The concern is not the supplier maintaining the parts are OK, they admitted fault, the problem is that this cascaded in major problems on our client's end (line stoppage, parts needing to be hand carried to resume production and all in all a significant shitstorm).
Due to all of this, a perpendicularity check will likely be explicitly called out in the revised customer's drawing, so we will need to implement it regardless of a possible supplier switch.

 

[3DDave]

You skipped:

"If they can't make them properly and their gauge rejects them then you have is a contract they cannot fulfill and you are back to finding a new supplier."

Your supplier lied to you twice that the parts met the requirements.

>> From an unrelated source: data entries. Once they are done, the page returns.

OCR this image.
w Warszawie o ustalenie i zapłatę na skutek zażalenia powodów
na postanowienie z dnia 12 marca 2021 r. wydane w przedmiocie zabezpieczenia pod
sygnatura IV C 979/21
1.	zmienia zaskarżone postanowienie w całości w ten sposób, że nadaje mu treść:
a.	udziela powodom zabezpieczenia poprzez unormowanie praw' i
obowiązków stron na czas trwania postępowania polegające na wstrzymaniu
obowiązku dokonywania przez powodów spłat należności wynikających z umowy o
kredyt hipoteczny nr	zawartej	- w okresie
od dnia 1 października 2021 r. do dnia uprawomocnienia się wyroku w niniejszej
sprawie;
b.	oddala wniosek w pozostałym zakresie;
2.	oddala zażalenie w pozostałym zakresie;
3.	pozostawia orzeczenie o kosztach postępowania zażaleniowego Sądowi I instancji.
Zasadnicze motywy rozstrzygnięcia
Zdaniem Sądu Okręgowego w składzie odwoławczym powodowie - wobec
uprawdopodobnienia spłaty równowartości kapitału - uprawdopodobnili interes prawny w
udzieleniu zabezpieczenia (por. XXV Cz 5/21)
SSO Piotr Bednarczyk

They clearly don't want your business.

Before you fire them, ask for a video of their machine operating. Have them paint the nut blanks they use in the video and ship the painted nuts to you.

 

[M.B.]

If they can't make them properly and their gauge rejects them then you have is a contract they cannot fulfill and you are back to finding a new supplier.

True, but again, even if we end up changing supplier, the perpendicularity/run-out requirement is almost certainly going to be an inspection characteristic in the revised customer's drawing, so that does not save me from having to find and implement a reasonable way to check it at goods-in here and during manufacturing (whomever the supplier may be).

 

[geesaman.d]

True, but again, even if we end up changing supplier, the perpendicularity/run-out requirement is almost certainly going to be an inspection characteristic in the revised customer's drawing, so that does not save me from having to find and implement a reasonable way to check it at goods-in here and during manufacturing (whomever the supplier may be).

1) A vendor lied to you (or is thoroughly incompetent) and you're choosing to accept that. They cost your customer (and likely your company) a ton of money and even if you have the right fixtures, you won't detect bad parts until they arrive at your door and incur cost and schedule delays. You can and must do better.

2) Moving to a vendor who doesn't lie and/or has competence might open the door to have the necessary quality control handled on their end so that your inspection burden will be minimized. JIT manufacturing doesn't work if the paying parties are reliant on defensive quality control methods.